I notice CPU usage barely goes above 5%, see stats below:
Anyone has anyone seen similar or contradictory results?
Understand there is a decreasing performance with cores vs threads, however, even ignoring the threads, the processor is 5 years newer and has double cores. I would expect at a min it should half the time is taken with the old CPU.
I noticed decent improvement when I overclock the clock speeds but really should not need to do this.The only part I can think of is RAM, as both machines have 16GB but doubt 32GB would make any difference in this use case.
Any thoughts on how I could improve raw hardware performance (non-code options)?
Unfortunately your post does not include crucial information required to help you. Please follow this advice: How to ask a good question
CPU speed is irrelevant if your data can't be delivered any faster. If you don't get improvement over previous setup it just means that in the OLD SETUP you were already waiting for data.
Are you using 3rd party data source? For example Norgate?
If you observe what you described it typically means that you are WAITING FOR DATA.
The screenshot that you have included is NOT ENOUGH to give you the answer. It just shows that only small portion of symbols (1021 out of 33686) in in the cache, which may indicate wrong settings.
As I wrote many many times on this forum CPU can only be busy IF your formulas are complex. If your formulas are trivial, CPU will WAIT FOR DATA, especially if they are delivered by 3rd party source that are typically much slower than AmiBroker native database.
This year I’ve tried four different CPUs: 10900K, 5800X, 5950X and 11900K in quest for better Excel performance. And surprisingly only 11900K was able to produce speed what I was looking for
Ryzen 9 5950X was the main disappointment because most Windows applications are using only few cores and CPU load is about 5-10% in most scenarios. Also I didn’t like high temperatures in light work
I am still working on database before transferring it to AmiBroker, so can not give you feedback in AB experience with this processors. But seems like something bottlenecking your performance. You can try with local database for example and compare results
Thanks Tomasz, this makes sense, I have read the info on threading.
I am using Norgate Premium data. The waiting for data option, appears likely, as the CPU utilization is so low.

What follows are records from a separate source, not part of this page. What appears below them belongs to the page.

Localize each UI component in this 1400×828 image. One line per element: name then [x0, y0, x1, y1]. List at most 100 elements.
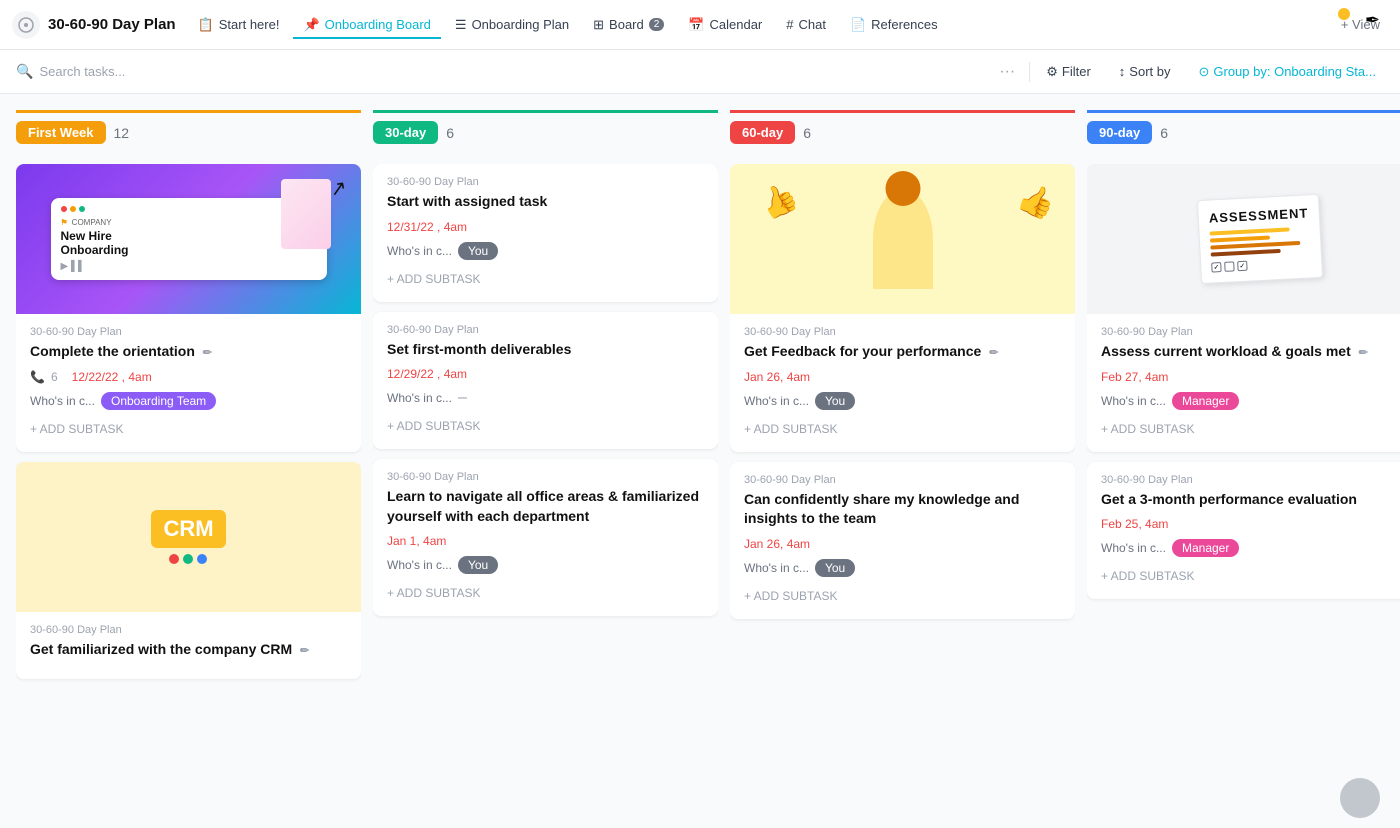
add-subtask-button-orientation[interactable]: + ADD SUBTASK	[30, 418, 347, 440]
assessment-content: ASSESSMENT ✓ ✓	[1191, 189, 1329, 289]
search-placeholder: Search tasks...	[39, 64, 125, 79]
90-day-tag[interactable]: 90-day	[1087, 121, 1152, 144]
assignee-manager-2: Manager	[1172, 539, 1239, 557]
assignee-you-1: You	[458, 242, 498, 260]
nav-chat[interactable]: # Chat	[776, 11, 836, 38]
card-body-eval: 30-60-90 Day Plan Get a 3-month performa…	[1087, 462, 1400, 600]
first-week-count: 12	[114, 125, 130, 141]
assignee-badge-onboarding: Onboarding Team	[101, 392, 216, 410]
card-body-knowledge: 30-60-90 Day Plan Can confidently share …	[730, 462, 1075, 619]
column-first-week: First Week 12 ⚑ COMPANY New HireOnboardi…	[16, 110, 361, 828]
calendar-icon: 📅	[688, 17, 704, 33]
card-meta-assigned: Who's in c... You	[387, 242, 704, 260]
assignee-you-4: You	[815, 392, 855, 410]
card-title-orientation: Complete the orientation ✏	[30, 342, 347, 362]
column-header-60day: 60-day 6	[730, 110, 1075, 152]
toolbar-right: ⚙ Filter ↕ Sort by ⊙ Group by: Onboardin…	[1038, 60, 1384, 84]
card-meta-office: Who's in c... You	[387, 556, 704, 574]
assignee-manager-1: Manager	[1172, 392, 1239, 410]
column-60-day: 60-day 6 👍 👍 30-60-90 Day Plan	[730, 110, 1075, 828]
card-assessment[interactable]: ASSESSMENT ✓ ✓	[1087, 164, 1400, 452]
add-subtask-button-2[interactable]: + ADD SUBTASK	[387, 415, 704, 437]
column-90-day: 90-day 6 ASSESSMENT	[1087, 110, 1400, 828]
card-title-assigned: Start with assigned task	[387, 192, 704, 212]
30-day-count: 6	[446, 125, 454, 141]
60-day-tag[interactable]: 60-day	[730, 121, 795, 144]
card-deliverables[interactable]: 30-60-90 Day Plan Set first-month delive…	[373, 312, 718, 450]
card-meta-orientation: Who's in c... Onboarding Team	[30, 392, 347, 410]
card-meta-assessment: Who's in c... Manager	[1101, 392, 1400, 410]
card-share-knowledge[interactable]: 30-60-90 Day Plan Can confidently share …	[730, 462, 1075, 619]
edit-icon4: ✏	[1359, 347, 1368, 359]
top-navigation: 30-60-90 Day Plan 📋 Start here! 📌 Onboar…	[0, 0, 1400, 50]
toolbar: 🔍 Search tasks... ··· ⚙ Filter ↕ Sort by…	[0, 50, 1400, 94]
head	[885, 171, 920, 206]
add-subtask-button-1[interactable]: + ADD SUBTASK	[387, 268, 704, 290]
checkboxes: ✓ ✓	[1211, 257, 1311, 272]
sort-icon: ↕	[1119, 64, 1126, 79]
card-body-deliverables: 30-60-90 Day Plan Set first-month delive…	[373, 312, 718, 450]
card-body-crm: 30-60-90 Day Plan Get familiarized with …	[16, 612, 361, 680]
add-subtask-button-7[interactable]: + ADD SUBTASK	[1101, 565, 1400, 587]
card-title-office: Learn to navigate all office areas & fam…	[387, 487, 704, 526]
assignee-dash: –	[458, 389, 467, 407]
card-assigned-task[interactable]: 30-60-90 Day Plan Start with assigned ta…	[373, 164, 718, 302]
nav-references[interactable]: 📄 References	[840, 11, 948, 39]
add-subtask-button-5[interactable]: + ADD SUBTASK	[744, 585, 1061, 607]
30-day-tag[interactable]: 30-day	[373, 121, 438, 144]
add-subtask-button-4[interactable]: + ADD SUBTASK	[744, 418, 1061, 440]
card-body-feedback: 30-60-90 Day Plan Get Feedback for your …	[730, 314, 1075, 452]
card-orientation[interactable]: ⚑ COMPANY New HireOnboarding ▶ ▌▌ ↗ 30-6…	[16, 164, 361, 452]
card-title-crm: Get familiarized with the company CRM ✏	[30, 640, 347, 660]
card-body-assigned: 30-60-90 Day Plan Start with assigned ta…	[373, 164, 718, 302]
add-subtask-button-3[interactable]: + ADD SUBTASK	[387, 582, 704, 604]
first-week-tag[interactable]: First Week	[16, 121, 106, 144]
nav-calendar[interactable]: 📅 Calendar	[678, 11, 772, 39]
card-performance-eval[interactable]: 30-60-90 Day Plan Get a 3-month performa…	[1087, 462, 1400, 600]
sort-button[interactable]: ↕ Sort by	[1111, 60, 1179, 83]
card-meta-eval: Who's in c... Manager	[1101, 539, 1400, 557]
card-crm[interactable]: CRM 30-60-90 Day Plan Get familiarized w…	[16, 462, 361, 680]
card-title-deliverables: Set first-month deliverables	[387, 340, 704, 360]
kanban-board: First Week 12 ⚑ COMPANY New HireOnboardi…	[0, 94, 1400, 828]
card-image-crm: CRM	[16, 462, 361, 612]
board-badge: 2	[649, 18, 665, 31]
card-image-feedback: 👍 👍	[730, 164, 1075, 314]
card-title-knowledge: Can confidently share my knowledge and i…	[744, 490, 1061, 529]
group-by-button[interactable]: ⊙ Group by: Onboarding Sta...	[1190, 60, 1384, 84]
new-hire-text: New HireOnboarding	[61, 229, 129, 258]
phone-icon: 📞	[30, 370, 45, 384]
30-day-cards: 30-60-90 Day Plan Start with assigned ta…	[373, 164, 718, 632]
more-options-button[interactable]: ···	[993, 61, 1021, 83]
filter-icon: ⚙	[1046, 64, 1058, 80]
card-meta-deliverables: Who's in c... –	[387, 389, 704, 407]
assessment-title-img: ASSESSMENT	[1208, 205, 1308, 225]
nav-start-here[interactable]: 📋 Start here!	[188, 11, 290, 39]
column-30-day: 30-day 6 30-60-90 Day Plan Start with as…	[373, 110, 718, 828]
nav-board[interactable]: ⊞ Board 2	[583, 11, 674, 39]
edit-icon3: ✏	[989, 347, 998, 359]
nav-onboarding-board[interactable]: 📌 Onboarding Board	[293, 11, 440, 39]
search-icon: 🔍	[16, 63, 33, 80]
feedback-person	[873, 189, 933, 289]
nav-onboarding-plan[interactable]: ☰ Onboarding Plan	[445, 11, 579, 39]
browser-dots	[61, 206, 85, 212]
column-header-90day: 90-day 6	[1087, 110, 1400, 152]
page-title: 30-60-90 Day Plan	[48, 16, 176, 33]
edit-icon2: ✏	[300, 645, 309, 657]
add-subtask-button-6[interactable]: + ADD SUBTASK	[1101, 418, 1400, 440]
thumbsup2: 👍	[1013, 179, 1060, 225]
card-meta-knowledge: Who's in c... You	[744, 559, 1061, 577]
board-icon: ⊞	[593, 17, 604, 33]
filter-button[interactable]: ⚙ Filter	[1038, 60, 1099, 84]
card-image-assessment: ASSESSMENT ✓ ✓	[1087, 164, 1400, 314]
card-office-areas[interactable]: 30-60-90 Day Plan Learn to navigate all …	[373, 459, 718, 616]
search-area[interactable]: 🔍 Search tasks...	[16, 63, 985, 80]
pin-icon: 📌	[303, 17, 319, 33]
card-image-onboarding: ⚑ COMPANY New HireOnboarding ▶ ▌▌ ↗	[16, 164, 361, 314]
card-feedback[interactable]: 👍 👍 30-60-90 Day Plan Get Feedback for y…	[730, 164, 1075, 452]
hash-icon: #	[786, 17, 793, 32]
subtask-row: 📞 6 12/22/22 , 4am	[30, 370, 347, 384]
card-body-assessment: 30-60-90 Day Plan Assess current workloa…	[1087, 314, 1400, 452]
play-controls: ▶ ▌▌	[61, 261, 86, 272]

Is there any steps I can take to improve this, or is this Norgate limits?
Per other threads I have set the cache to half RAM, so 8GB, didn't make much difference, and also put settings to load all 32000 symbols to cache.
Thanks Ector, I was wondering whether there might be something in the AMD vs Intel. I do some testing with a seperate local DB vs Norgate, and update with performance.
Regarding Norgate, see previously mentioned thread:
Regarding helping you, I need to re-iterate this again, please follow this advice: How to ask a good question
without FORMULA, without description on WHAT you are doing (precisely, not vaguely - tell exactly if you are running backtest or optimization, on how many symbols, how many data bars, how many optimization steps, etc, ALL details), without screenshot from "INFO" tab, one can not give you any answers.